There are concerns regarding the effect of heat on the surrounding dentoalveolar tissues. Heat transfer may occur during rinsing of the root canal system with heated solutions through the dentin and jeopardize adjacent supporting tissues. Eriksson and Albrektsson found that the application of 47°C for 1 minute resulted in the resorption of bone without subsequent regeneration. The results of these studies have suggested that the critical temperature for the bone to be susceptible to irreversible injury can be as low as 47°C (10°C rise from normal body temperature). Moreover, the damage to the vital tissues is also dependent on the duration for which the vital tissues are subjected to high temperatures.35 On monitoring temperature evolution during the experimental procedures, it was observed that the temperature reaches equilibrium within 60 seconds. An intact vascularity in the surrounding area and the thermal conductivity of the periodontal membrane and the alveolar bone may also help to dissipate the heat rise on the root surface. Also, the degree of protection offered by dentin depends on its thickness, which plays an important role in heat transfer to the external root surface.
Thus, attempts were made in the present study to collaborate the following parameters to study surface changes in radicular dentin and observed that the effect of heat accelerates the potential of low-concentration sodium hypochlorite, enhancing its tubular penetration without causing destructive damage to the surface characteristics and physical properties of radicular dentin compared with higher concentration solutions.
The limitations of this study are that the experiments were performed in extracted human mandibular premolars. Thus, the results may not be directly applicable to clinical situations. However, the cytotoxic levels of heated sodium hypochlorite and their effect on periradicular tissues remain unknown.
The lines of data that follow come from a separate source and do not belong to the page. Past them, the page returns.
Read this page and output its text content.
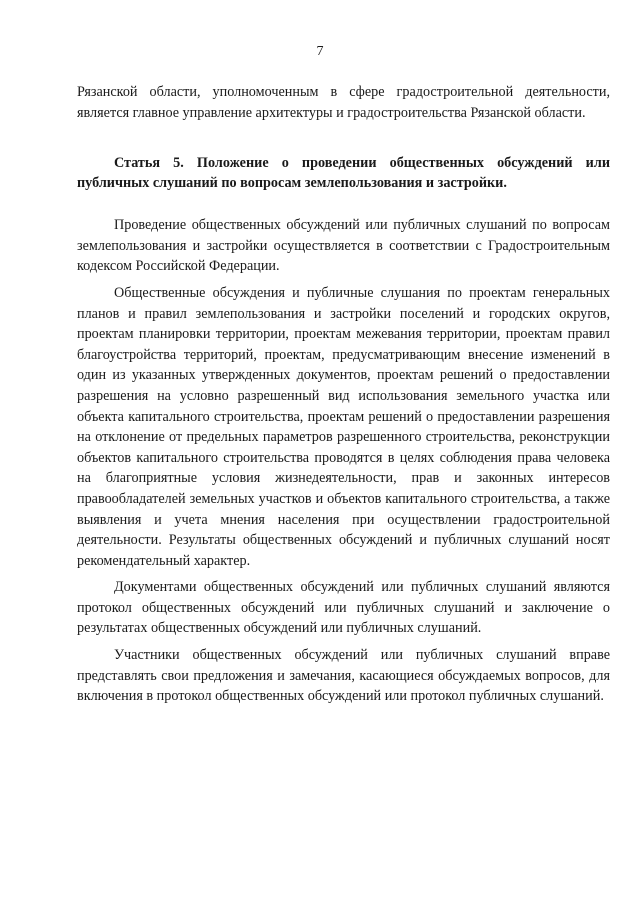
7

Рязанской области, уполномоченным в сфере градостроительной деятельности, является главное управление архитектуры и градостроительства Рязанской области.

Статья 5. Положение о проведении общественных обсуждений или публичных слушаний по вопросам землепользования и застройки.

Проведение общественных обсуждений или публичных слушаний по вопросам землепользования и застройки осуществляется в соответствии с Градостроительным кодексом Российской Федерации.

Общественные обсуждения и публичные слушания по проектам генеральных планов и правил землепользования и застройки поселений и городских округов, проектам планировки территории, проектам межевания территории, проектам правил благоустройства территорий, проектам, предусматривающим внесение изменений в один из указанных утвержденных документов, проектам решений о предоставлении разрешения на условно разрешенный вид использования земельного участка или объекта капитального строительства, проектам решений о предоставлении разрешения на отклонение от предельных параметров разрешенного строительства, реконструкции объектов капитального строительства проводятся в целях соблюдения права человека на благоприятные условия жизнедеятельности, прав и законных интересов правообладателей земельных участков и объектов капитального строительства, а также выявления и учета мнения населения при осуществлении градостроительной деятельности. Результаты общественных обсуждений и публичных слушаний носят рекомендательный характер.

Документами общественных обсуждений или публичных слушаний являются протокол общественных обсуждений или публичных слушаний и заключение о результатах общественных обсуждений или публичных слушаний.

Участники общественных обсуждений или публичных слушаний вправе представлять свои предложения и замечания, касающиеся обсуждаемых вопросов, для включения в протокол общественных обсуждений или протокол публичных слушаний.
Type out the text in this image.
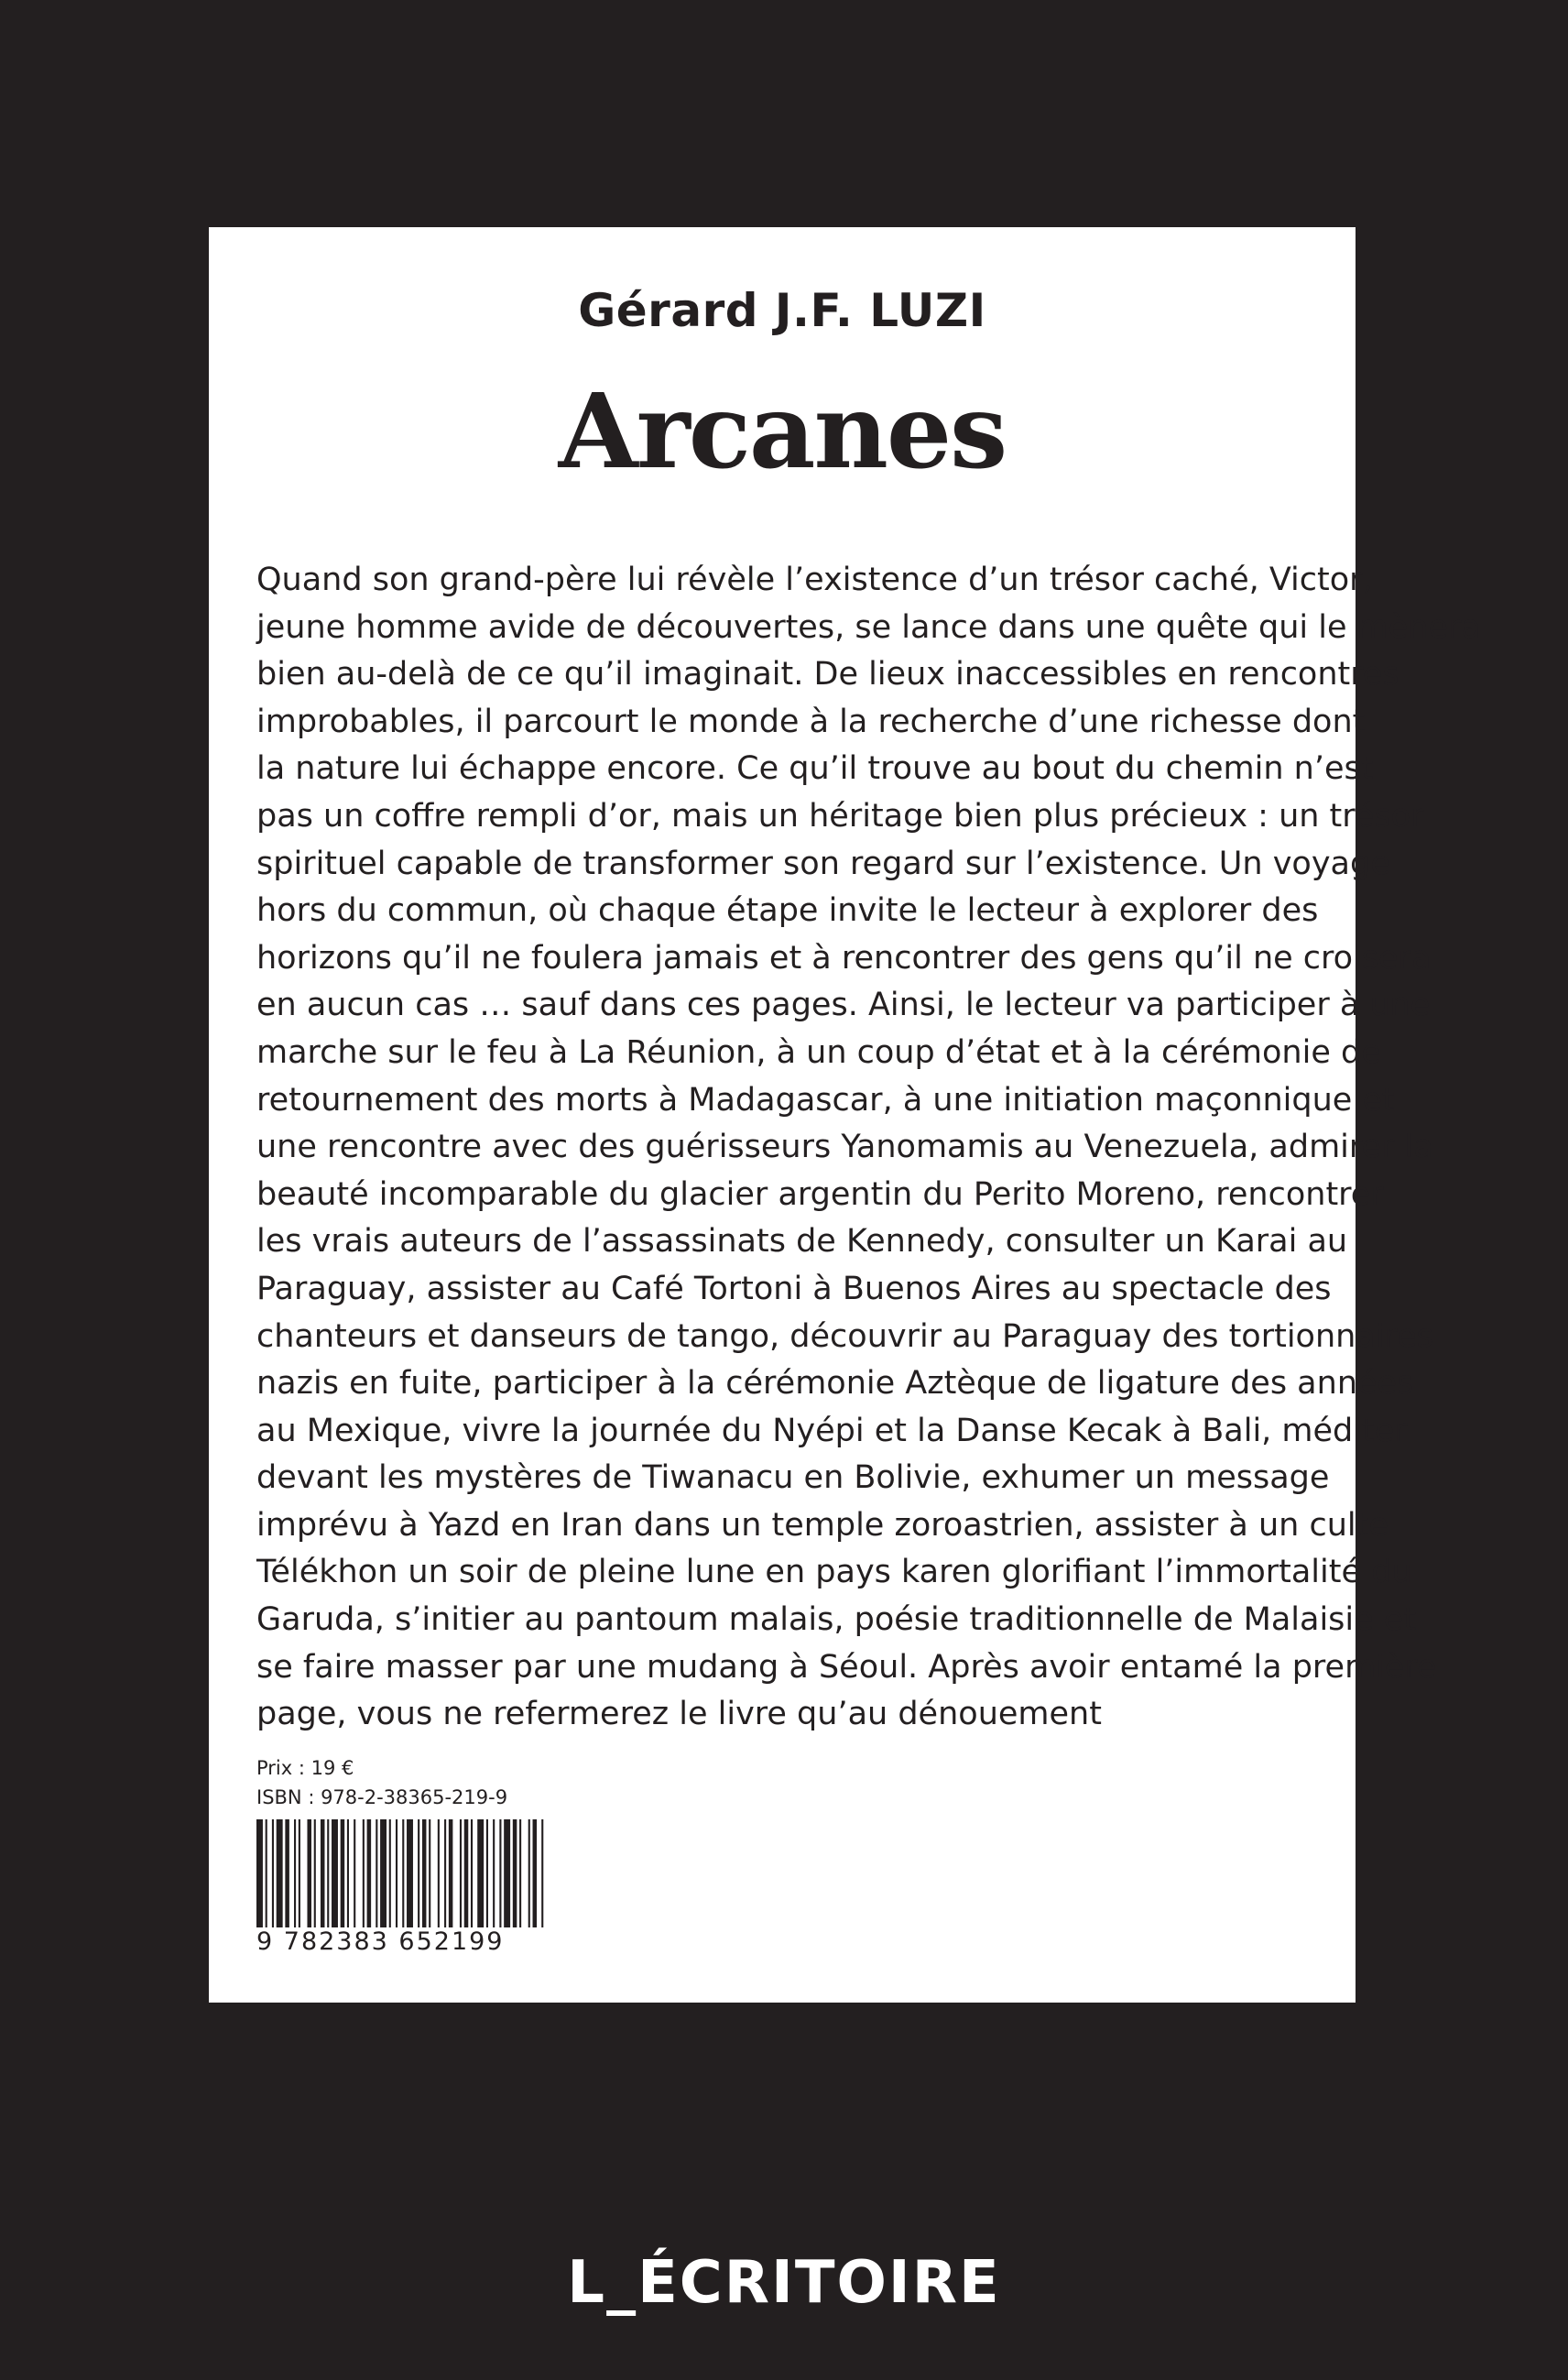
Gérard J.F. LUZI
Arcanes
Quand son grand-père lui révèle l’existence d’un trésor caché, Victor,
jeune homme avide de découvertes, se lance dans une quête qui le mènera
bien au-delà de ce qu’il imaginait. De lieux inaccessibles en rencontres
improbables, il parcourt le monde à la recherche d’une richesse dont
la nature lui échappe encore. Ce qu’il trouve au bout du chemin n’est
pas un coffre rempli d’or, mais un héritage bien plus précieux : un trésor
spirituel capable de transformer son regard sur l’existence. Un voyage
hors du commun, où chaque étape invite le lecteur à explorer des
horizons qu’il ne foulera jamais et à rencontrer des gens qu’il ne croisera
en aucun cas … sauf dans ces pages. Ainsi, le lecteur va participer à une
marche sur le feu à La Réunion, à un coup d’état et à la cérémonie de
retournement des morts à Madagascar, à une initiation maçonnique et
une rencontre avec des guérisseurs Yanomamis au Venezuela, admirer la
beauté incomparable du glacier argentin du Perito Moreno, rencontrer
les vrais auteurs de l’assassinats de Kennedy, consulter un Karai au
Paraguay, assister au Café Tortoni à Buenos Aires au spectacle des
chanteurs et danseurs de tango, découvrir au Paraguay des tortionnaires
nazis en fuite, participer à la cérémonie Aztèque de ligature des années
au Mexique, vivre la journée du Nyépi et la Danse Kecak à Bali, méditer
devant les mystères de Tiwanacu en Bolivie, exhumer un message
imprévu à Yazd en Iran dans un temple zoroastrien, assister à un culte
Télékhon un soir de pleine lune en pays karen glorifiant l’immortalité du
Garuda, s’initier au pantoum malais, poésie traditionnelle de Malaisie et
se faire masser par une mudang à Séoul. Après avoir entamé la première
page, vous ne refermerez le livre qu’au dénouement
Prix : 19 €
ISBN : 978-2-38365-219-9
9 782383 652199
L_ÉCRITOIRE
Microhardness and FTIR spectroscopic analysis were carried out immediately post treatment in the present study, future studies should be conducted to analyze the changes in physical and chemical properties of root dentin after a predetermined waiting period following the treatment with an increase in temperature of sodium hypochlorite irrigant. The effect of saliva, supporting dentoalveolar tissues, the thermal conductivity of dentin, and other buffers might slightly alter the results. Thus, future clinical trials with long-term follow-ups have to be conducted to derive at conclusive evidence.
CONCLUSION
Within the limitations of the present study, it can be concluded that intracanal heating of low-concentration sodium hypochlorite irrigant could be used as a potential alternative technique to enhance root canal disinfection and achieve better dentin tubular penetration without causing an undesirable effect on dentoalveolar tissues, unlike higher concentration analogs.